M(x, y) + N(x, y)\frac{dy}{dx} = 0

assume there is a function F(x, y) such that

\frac{\partial F(x, y)}{\partial x} = M(x, y) + N(x, y)\frac{dy}{dx}

Hence,
\frac{\partial F(x, y)}{\partial x} = 0

The text says that the above equation imply that F(x, y) = \text{Const}

But here are my doubts

1) Let's assume the above equation is true, so does it mean F(x, y) has no way to be a function of x if the original equation is exact?

2) What about if F(x,y) = g(y), in this case, we don't know the exact form of y, but we know that y is depending on x, so can we say F(x,y)=g(y) is implicitly depending on x? If it is true, how can we conclude that F(x, y) = \text{Const} instead of some functions of y?

Well, you might find what I am asking is vague.
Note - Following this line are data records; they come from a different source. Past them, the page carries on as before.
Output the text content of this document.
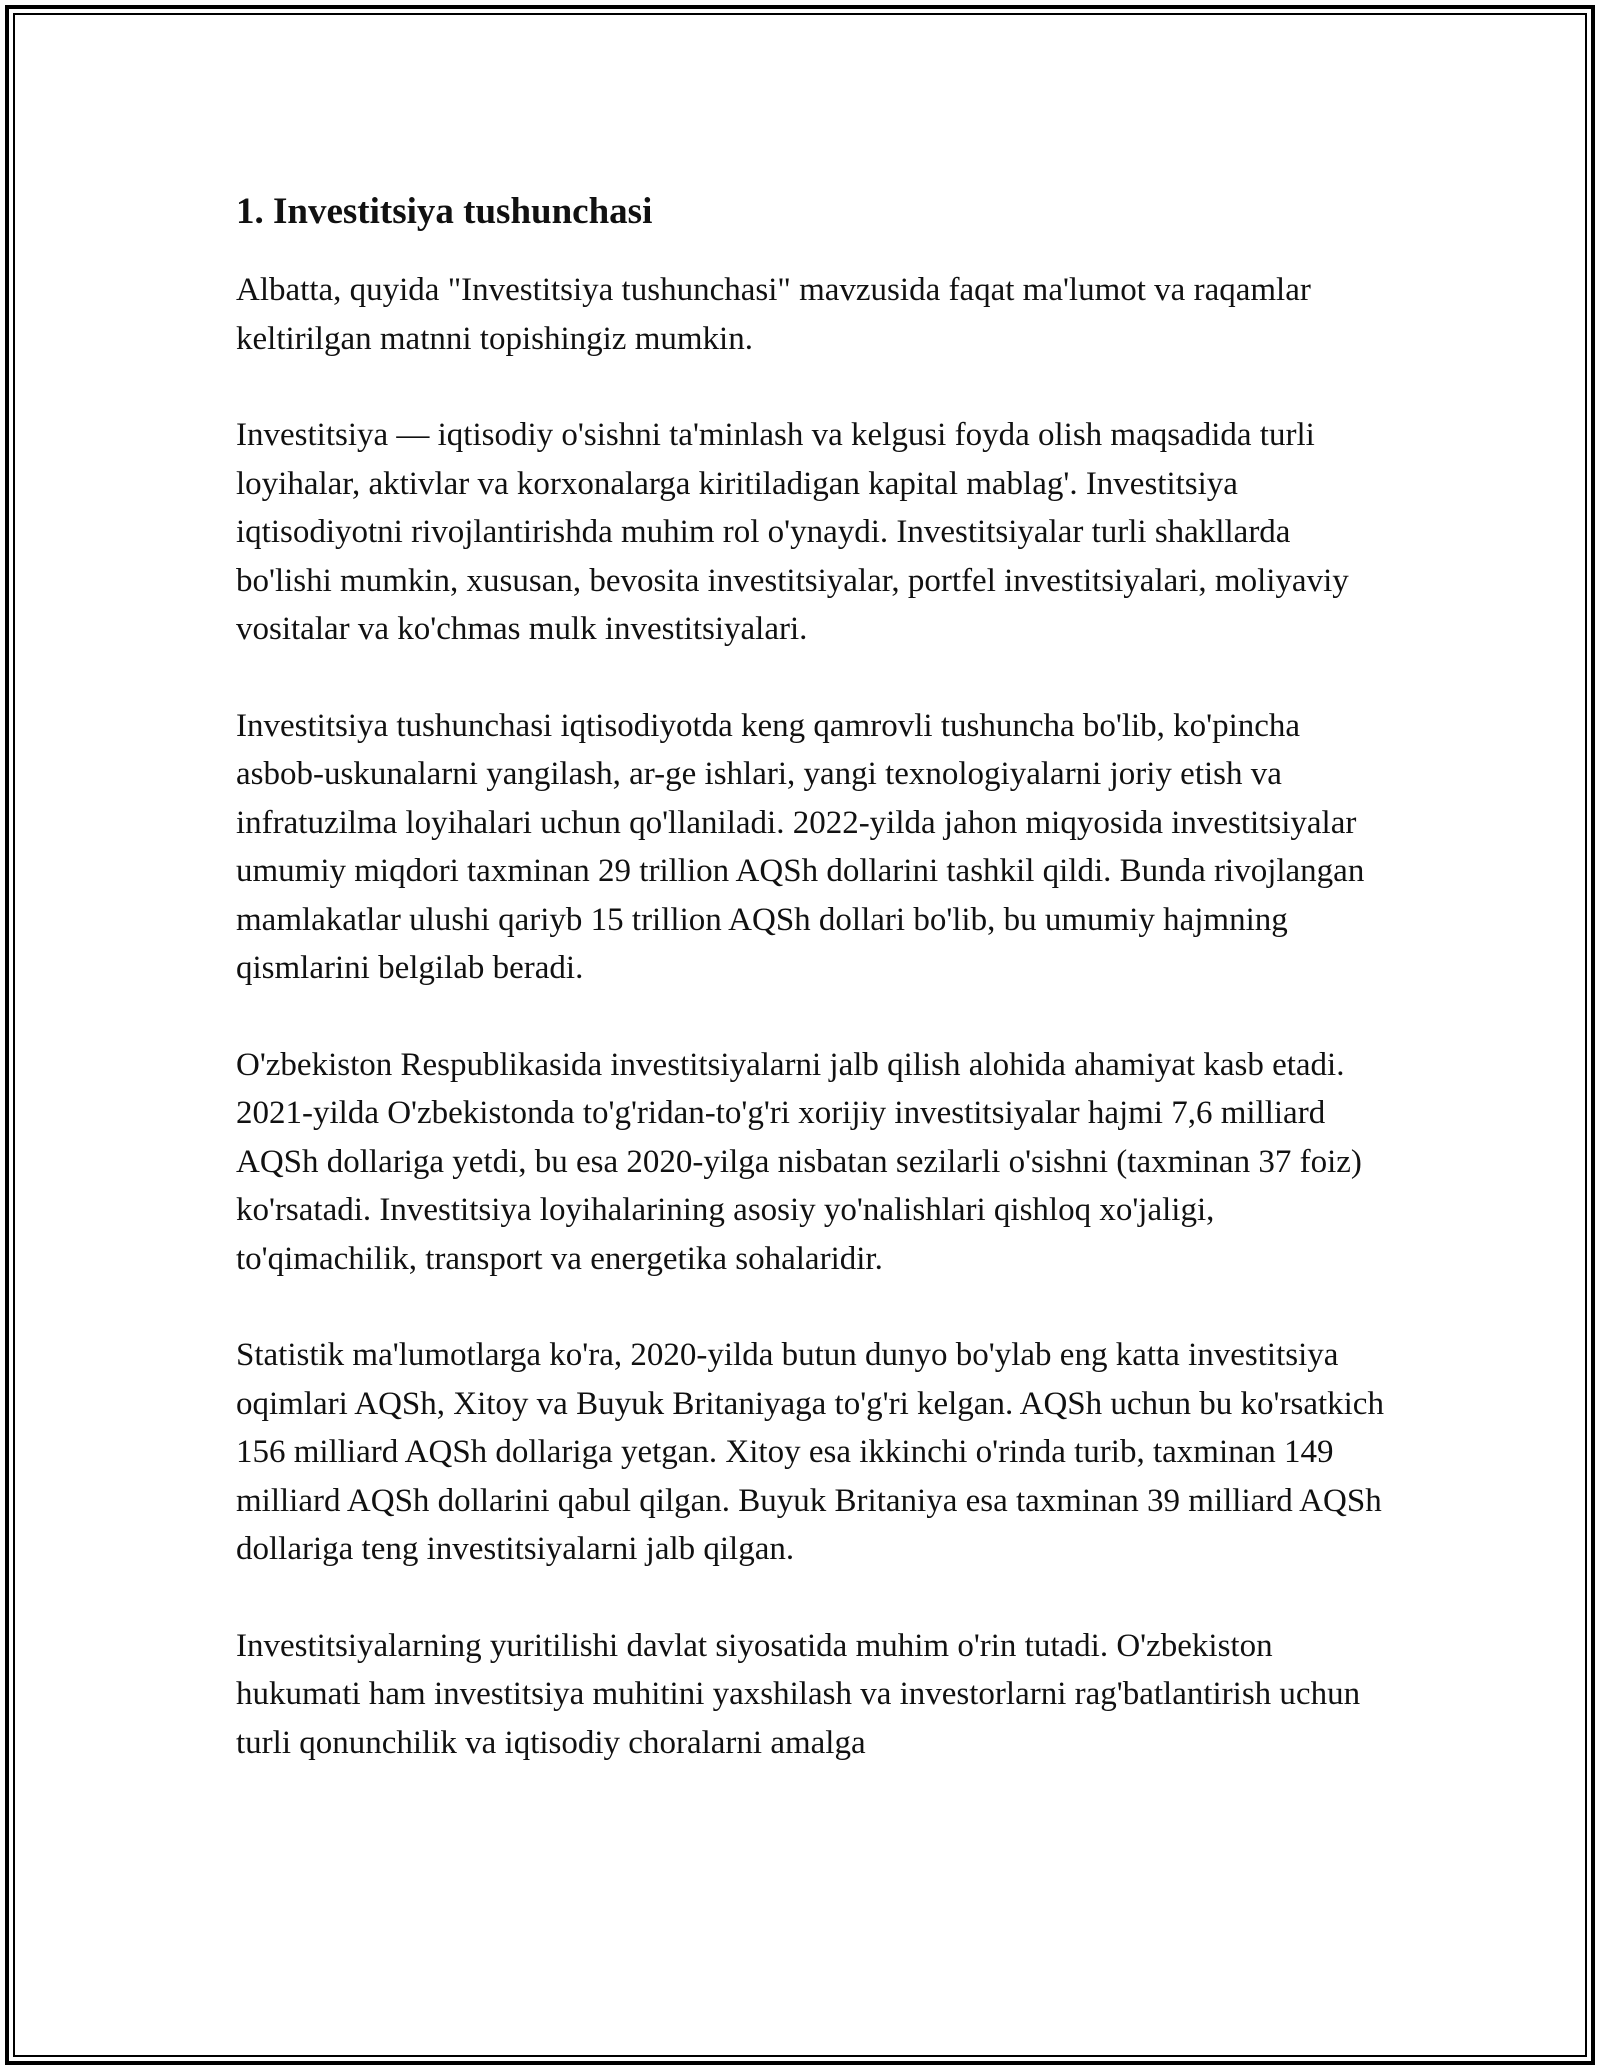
1. Investitsiya tushunchasi

Albatta, quyida "Investitsiya tushunchasi" mavzusida faqat ma'lumot va raqamlar keltirilgan matnni topishingiz mumkin.

Investitsiya — iqtisodiy o'sishni ta'minlash va kelgusi foyda olish maqsadida turli loyihalar, aktivlar va korxonalarga kiritiladigan kapital mablag'. Investitsiya iqtisodiyotni rivojlantirishda muhim rol o'ynaydi. Investitsiyalar turli shakllarda bo'lishi mumkin, xususan, bevosita investitsiyalar, portfel investitsiyalari, moliyaviy vositalar va ko'chmas mulk investitsiyalari.

Investitsiya tushunchasi iqtisodiyotda keng qamrovli tushuncha bo'lib, ko'pincha asbob-uskunalarni yangilash, ar-ge ishlari, yangi texnologiyalarni joriy etish va infratuzilma loyihalari uchun qo'llaniladi. 2022-yilda jahon miqyosida investitsiyalar umumiy miqdori taxminan 29 trillion AQSh dollarini tashkil qildi. Bunda rivojlangan mamlakatlar ulushi qariyb 15 trillion AQSh dollari bo'lib, bu umumiy hajmning qismlarini belgilab beradi.

O'zbekiston Respublikasida investitsiyalarni jalb qilish alohida ahamiyat kasb etadi. 2021-yilda O'zbekistonda to'g'ridan-to'g'ri xorijiy investitsiyalar hajmi 7,6 milliard AQSh dollariga yetdi, bu esa 2020-yilga nisbatan sezilarli o'sishni (taxminan 37 foiz) ko'rsatadi. Investitsiya loyihalarining asosiy yo'nalishlari qishloq xo'jaligi, to'qimachilik, transport va energetika sohalaridir.

Statistik ma'lumotlarga ko'ra, 2020-yilda butun dunyo bo'ylab eng katta investitsiya oqimlari AQSh, Xitoy va Buyuk Britaniyaga to'g'ri kelgan. AQSh uchun bu ko'rsatkich 156 milliard AQSh dollariga yetgan. Xitoy esa ikkinchi o'rinda turib, taxminan 149 milliard AQSh dollarini qabul qilgan. Buyuk Britaniya esa taxminan 39 milliard AQSh dollariga teng investitsiyalarni jalb qilgan.

Investitsiyalarning yuritilishi davlat siyosatida muhim o'rin tutadi. O'zbekiston hukumati ham investitsiya muhitini yaxshilash va investorlarni rag'batlantirish uchun turli qonunchilik va iqtisodiy choralarni amalga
What I actually means is if F(x,y)=g(y), so can we safely say that

\frac{\partial F(x, y)}{\partial x} = \frac{\partial g(y)}{\partial x} = 0

It is quite confusing to use the term 'implicitly'! Because we do know that y=y(x), so how come we put
\frac{\partial g(y)}{\partial x} = 0 instead of \frac{\partial g(y)}{\partial y}\frac{dy}{dx} = 0 ?

 

[owlpride]

I agree with the conclusion that

<br /> \frac{\partial F(x, y)}{\partial x} = 0<br />

implies that F(x,y) = const under two assumptions:

(1) y is a function of x, not an independent variable

(2) \frac{\partial F(x, y)}{\partial x} means "take the partial derivative of F with respect to x" and not "take the partial derivative of F with respect to the first variable."

With these two assumptions, I can write F(x,y(x)) = G(x) and dF(x,y)/dx = dG(x)/dx = 0, so G(x) = const = F(x,y).